Y sin embargo, de año en año, la Navidad sale al paso de la Historia con su enseña de Paz, con su exhortación, con su lema: «Gloria a Dios en las alturas...» Es una señal luminosa, empapada de Esperanza, frente a tanto aviso de «Peligro» que atenaza, que amenaza, la Historia en el volante.

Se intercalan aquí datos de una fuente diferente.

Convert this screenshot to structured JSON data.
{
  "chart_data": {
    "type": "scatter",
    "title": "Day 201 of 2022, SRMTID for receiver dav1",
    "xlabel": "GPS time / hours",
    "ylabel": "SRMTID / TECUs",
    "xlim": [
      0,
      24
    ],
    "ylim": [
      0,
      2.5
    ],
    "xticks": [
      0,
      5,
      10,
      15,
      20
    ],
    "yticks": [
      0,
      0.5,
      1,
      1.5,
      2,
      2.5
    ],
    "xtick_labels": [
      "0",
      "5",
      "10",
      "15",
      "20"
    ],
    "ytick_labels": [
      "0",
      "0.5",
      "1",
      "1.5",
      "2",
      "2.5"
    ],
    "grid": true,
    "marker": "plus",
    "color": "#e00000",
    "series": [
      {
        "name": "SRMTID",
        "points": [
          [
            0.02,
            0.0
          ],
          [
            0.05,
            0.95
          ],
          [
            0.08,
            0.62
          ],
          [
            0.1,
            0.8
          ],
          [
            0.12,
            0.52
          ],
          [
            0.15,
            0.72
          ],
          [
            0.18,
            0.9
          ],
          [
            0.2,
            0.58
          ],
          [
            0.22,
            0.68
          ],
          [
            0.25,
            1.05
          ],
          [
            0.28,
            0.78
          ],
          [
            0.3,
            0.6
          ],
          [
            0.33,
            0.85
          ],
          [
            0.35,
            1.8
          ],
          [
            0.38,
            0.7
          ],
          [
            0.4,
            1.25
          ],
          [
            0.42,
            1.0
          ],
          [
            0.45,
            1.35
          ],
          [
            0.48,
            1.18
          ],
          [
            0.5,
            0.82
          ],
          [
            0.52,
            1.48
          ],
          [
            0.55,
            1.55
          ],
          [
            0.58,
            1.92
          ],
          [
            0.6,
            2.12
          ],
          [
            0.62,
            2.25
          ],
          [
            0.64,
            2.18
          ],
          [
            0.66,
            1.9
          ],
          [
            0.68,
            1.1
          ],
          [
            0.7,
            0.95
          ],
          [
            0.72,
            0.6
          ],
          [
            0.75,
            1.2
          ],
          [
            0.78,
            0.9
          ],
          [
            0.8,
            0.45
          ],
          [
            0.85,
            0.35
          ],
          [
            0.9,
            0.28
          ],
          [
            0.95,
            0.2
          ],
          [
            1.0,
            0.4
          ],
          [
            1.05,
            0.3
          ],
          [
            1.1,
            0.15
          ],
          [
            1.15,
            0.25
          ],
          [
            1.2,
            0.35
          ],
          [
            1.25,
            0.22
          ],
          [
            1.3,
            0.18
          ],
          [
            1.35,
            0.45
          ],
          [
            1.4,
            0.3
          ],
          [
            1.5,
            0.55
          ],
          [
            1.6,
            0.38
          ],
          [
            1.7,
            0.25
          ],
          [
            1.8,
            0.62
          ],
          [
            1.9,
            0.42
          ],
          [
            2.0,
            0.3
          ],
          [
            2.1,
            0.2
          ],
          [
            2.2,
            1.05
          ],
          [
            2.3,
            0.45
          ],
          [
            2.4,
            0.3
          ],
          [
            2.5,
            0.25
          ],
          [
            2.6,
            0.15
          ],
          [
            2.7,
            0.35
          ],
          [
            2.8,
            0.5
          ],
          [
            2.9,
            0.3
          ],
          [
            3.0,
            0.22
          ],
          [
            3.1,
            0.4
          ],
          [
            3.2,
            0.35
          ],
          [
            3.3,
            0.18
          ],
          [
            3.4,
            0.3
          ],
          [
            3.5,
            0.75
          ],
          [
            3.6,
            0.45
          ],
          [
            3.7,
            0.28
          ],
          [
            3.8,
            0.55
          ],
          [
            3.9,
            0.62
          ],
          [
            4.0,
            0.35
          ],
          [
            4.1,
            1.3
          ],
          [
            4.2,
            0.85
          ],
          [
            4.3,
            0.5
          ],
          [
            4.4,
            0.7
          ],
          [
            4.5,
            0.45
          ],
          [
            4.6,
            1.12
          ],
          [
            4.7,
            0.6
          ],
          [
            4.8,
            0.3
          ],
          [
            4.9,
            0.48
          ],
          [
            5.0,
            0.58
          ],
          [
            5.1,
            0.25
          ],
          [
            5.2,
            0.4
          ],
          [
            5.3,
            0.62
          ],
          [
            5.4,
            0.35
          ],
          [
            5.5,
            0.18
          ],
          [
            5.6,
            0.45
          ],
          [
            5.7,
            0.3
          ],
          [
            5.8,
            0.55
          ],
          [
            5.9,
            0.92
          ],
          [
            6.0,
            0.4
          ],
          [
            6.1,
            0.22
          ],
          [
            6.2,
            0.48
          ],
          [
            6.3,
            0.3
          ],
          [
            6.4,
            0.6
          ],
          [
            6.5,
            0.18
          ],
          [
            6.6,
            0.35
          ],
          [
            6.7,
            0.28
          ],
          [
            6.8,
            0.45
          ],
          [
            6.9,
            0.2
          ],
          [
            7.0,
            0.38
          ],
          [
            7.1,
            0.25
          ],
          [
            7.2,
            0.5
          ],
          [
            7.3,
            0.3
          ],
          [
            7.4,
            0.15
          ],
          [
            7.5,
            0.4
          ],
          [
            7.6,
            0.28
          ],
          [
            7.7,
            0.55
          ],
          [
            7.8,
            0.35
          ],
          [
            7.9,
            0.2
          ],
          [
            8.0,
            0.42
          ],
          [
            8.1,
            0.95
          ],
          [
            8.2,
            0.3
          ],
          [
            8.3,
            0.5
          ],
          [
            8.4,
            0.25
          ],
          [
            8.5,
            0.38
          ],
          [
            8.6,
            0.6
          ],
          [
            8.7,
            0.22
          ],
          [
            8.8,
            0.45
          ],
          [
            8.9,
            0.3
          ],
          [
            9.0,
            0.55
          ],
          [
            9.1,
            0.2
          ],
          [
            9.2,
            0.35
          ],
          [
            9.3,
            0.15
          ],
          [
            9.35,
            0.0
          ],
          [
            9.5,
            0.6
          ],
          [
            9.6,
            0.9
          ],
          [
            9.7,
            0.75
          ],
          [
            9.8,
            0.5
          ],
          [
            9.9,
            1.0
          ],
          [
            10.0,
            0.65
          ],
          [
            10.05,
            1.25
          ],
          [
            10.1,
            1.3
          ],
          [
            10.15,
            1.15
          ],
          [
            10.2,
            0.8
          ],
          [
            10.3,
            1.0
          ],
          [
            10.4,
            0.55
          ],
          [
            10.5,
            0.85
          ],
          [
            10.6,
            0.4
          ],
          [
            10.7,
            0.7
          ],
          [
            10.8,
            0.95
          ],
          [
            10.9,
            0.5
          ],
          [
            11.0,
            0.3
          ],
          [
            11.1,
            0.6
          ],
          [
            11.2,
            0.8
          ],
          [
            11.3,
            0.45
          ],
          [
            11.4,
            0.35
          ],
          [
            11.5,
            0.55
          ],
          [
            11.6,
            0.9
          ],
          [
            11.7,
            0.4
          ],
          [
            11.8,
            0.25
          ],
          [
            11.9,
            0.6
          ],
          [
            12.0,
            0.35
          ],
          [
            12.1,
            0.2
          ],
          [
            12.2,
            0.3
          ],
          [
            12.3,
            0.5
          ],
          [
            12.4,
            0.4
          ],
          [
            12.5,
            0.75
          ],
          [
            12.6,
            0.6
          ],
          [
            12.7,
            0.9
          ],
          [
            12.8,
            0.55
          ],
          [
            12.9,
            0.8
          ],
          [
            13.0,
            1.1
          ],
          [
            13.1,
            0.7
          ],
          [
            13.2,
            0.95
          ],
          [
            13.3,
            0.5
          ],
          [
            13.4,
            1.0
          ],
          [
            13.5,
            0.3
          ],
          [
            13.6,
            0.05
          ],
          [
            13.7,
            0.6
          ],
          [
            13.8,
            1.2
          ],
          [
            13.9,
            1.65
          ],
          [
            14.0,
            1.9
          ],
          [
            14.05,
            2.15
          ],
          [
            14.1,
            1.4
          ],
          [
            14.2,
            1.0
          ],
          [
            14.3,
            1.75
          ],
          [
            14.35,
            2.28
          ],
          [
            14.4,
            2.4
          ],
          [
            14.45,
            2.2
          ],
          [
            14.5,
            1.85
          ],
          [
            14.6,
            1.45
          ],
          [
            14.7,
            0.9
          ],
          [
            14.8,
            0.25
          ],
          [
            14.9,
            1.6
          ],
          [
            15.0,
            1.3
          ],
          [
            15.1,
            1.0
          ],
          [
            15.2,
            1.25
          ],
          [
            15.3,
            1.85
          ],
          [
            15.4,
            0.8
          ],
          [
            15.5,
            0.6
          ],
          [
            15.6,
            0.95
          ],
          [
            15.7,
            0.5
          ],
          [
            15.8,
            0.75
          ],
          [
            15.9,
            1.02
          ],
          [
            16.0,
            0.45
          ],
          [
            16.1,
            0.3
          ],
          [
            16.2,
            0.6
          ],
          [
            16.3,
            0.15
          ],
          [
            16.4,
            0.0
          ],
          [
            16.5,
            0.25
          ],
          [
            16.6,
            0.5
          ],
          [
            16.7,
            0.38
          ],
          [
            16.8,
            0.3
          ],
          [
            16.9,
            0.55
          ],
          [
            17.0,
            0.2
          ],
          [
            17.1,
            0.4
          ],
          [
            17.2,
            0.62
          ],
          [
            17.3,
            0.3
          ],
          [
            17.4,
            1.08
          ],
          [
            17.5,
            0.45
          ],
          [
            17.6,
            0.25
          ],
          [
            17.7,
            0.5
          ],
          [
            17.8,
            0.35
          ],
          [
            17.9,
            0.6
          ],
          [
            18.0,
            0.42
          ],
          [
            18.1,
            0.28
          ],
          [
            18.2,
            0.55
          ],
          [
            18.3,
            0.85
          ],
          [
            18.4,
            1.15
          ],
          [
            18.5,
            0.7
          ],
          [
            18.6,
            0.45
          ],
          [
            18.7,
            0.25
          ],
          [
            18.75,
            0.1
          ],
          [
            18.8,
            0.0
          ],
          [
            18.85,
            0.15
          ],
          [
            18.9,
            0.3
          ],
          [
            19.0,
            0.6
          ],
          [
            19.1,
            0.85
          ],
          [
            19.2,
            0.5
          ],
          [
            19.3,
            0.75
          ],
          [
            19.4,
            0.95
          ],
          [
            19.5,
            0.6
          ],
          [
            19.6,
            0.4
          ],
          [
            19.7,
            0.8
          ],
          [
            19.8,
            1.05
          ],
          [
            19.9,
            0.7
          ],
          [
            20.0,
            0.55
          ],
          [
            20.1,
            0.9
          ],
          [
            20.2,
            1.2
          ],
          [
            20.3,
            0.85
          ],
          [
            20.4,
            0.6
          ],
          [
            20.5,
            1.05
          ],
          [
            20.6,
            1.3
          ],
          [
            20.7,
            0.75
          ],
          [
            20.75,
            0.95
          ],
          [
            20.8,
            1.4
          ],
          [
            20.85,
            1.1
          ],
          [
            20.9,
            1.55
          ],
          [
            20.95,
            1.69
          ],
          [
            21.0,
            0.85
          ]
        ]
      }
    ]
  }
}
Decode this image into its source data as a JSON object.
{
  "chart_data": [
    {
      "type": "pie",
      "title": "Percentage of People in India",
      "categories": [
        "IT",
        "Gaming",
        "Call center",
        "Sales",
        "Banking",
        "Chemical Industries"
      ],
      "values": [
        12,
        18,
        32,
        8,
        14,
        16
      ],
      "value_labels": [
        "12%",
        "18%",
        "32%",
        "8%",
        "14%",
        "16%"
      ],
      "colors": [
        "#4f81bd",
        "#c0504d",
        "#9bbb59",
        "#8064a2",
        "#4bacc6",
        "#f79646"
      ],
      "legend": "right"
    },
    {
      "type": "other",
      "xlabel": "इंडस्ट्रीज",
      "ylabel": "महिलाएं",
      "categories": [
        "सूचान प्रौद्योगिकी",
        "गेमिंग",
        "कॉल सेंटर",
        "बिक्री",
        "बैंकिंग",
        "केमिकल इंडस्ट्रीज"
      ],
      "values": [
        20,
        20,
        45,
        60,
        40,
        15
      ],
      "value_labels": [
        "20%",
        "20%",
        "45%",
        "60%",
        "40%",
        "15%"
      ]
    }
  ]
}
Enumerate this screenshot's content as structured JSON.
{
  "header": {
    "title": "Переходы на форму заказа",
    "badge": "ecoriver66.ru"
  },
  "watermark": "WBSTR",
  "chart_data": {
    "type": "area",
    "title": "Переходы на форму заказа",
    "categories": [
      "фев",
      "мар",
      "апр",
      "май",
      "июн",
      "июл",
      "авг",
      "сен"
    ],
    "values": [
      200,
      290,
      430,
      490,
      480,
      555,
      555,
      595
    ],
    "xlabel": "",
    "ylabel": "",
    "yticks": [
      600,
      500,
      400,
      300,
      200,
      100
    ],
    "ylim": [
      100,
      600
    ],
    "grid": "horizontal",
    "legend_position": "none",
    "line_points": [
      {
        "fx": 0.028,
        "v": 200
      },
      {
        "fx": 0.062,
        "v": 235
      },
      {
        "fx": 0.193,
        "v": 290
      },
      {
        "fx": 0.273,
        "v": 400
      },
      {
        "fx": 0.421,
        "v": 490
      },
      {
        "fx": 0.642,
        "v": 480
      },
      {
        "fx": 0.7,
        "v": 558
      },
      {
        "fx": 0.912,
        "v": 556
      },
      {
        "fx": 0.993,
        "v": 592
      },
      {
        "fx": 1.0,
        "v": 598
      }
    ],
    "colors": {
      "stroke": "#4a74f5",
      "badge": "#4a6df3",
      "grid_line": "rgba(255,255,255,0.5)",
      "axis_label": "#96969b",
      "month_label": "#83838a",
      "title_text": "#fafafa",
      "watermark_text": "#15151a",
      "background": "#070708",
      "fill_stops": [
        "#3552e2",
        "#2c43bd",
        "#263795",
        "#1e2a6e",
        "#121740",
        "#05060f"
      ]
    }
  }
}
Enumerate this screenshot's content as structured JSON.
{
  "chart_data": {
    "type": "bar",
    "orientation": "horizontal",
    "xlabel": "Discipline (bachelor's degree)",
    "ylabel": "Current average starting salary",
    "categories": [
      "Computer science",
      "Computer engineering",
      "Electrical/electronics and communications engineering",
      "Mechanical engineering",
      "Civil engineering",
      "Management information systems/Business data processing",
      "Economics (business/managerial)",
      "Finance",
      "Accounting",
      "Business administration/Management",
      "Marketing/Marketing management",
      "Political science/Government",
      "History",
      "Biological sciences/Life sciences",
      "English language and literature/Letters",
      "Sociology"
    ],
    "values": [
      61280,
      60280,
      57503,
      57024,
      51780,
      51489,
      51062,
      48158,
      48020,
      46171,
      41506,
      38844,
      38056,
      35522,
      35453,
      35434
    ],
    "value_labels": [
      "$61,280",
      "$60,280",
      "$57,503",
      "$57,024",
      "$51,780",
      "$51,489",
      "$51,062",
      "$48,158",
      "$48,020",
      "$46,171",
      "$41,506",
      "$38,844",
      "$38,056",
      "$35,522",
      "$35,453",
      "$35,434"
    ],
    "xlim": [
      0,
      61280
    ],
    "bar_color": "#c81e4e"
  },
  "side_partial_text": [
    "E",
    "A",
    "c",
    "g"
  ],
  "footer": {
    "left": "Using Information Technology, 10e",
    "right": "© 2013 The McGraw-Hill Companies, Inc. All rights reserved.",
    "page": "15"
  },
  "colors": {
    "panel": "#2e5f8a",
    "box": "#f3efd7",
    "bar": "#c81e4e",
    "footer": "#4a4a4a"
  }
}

El paisaje se aleja, el paisaje se ensancha; los recuerdos se olvidan, los recuerdos se pierden. La Historia tiene una amnesia y para el dolor de sus entrañas huecas la Historia se emborracha de velocidad. Es su droga. Pero la Navidad es terca. Cada año despliega su vieja, maravillosa bandera con un optimismo generoso, desbordante. Un manantial oculto, inextinguible, aflora del corazón de la Navidad... Ya han bordado de nuevo los ángeles en la vieja bandera su lema de cristal: «Gloria a Dios en las alturas y en la tierra paz.» La Historia trae, como siempre, un ansia, una angustia, una desazón, una prisa, una urgencia. Frena un poco, Historia. Deja que el paisaje se aquiete, detente un instante a oír el susurro de las brisas, a recibir el mensaje de las flores, a respirar el efluvio de una serenidad cargada de esperanzas. Ponte, Historia, a dialogar con la Navidad. Y que tu vértigo atormentado se encalme con la dulce habla: «Gloria a Dios en las alturas y en la tierra paz.» «Gloria a Dios en las alturas y en la tierra paz...»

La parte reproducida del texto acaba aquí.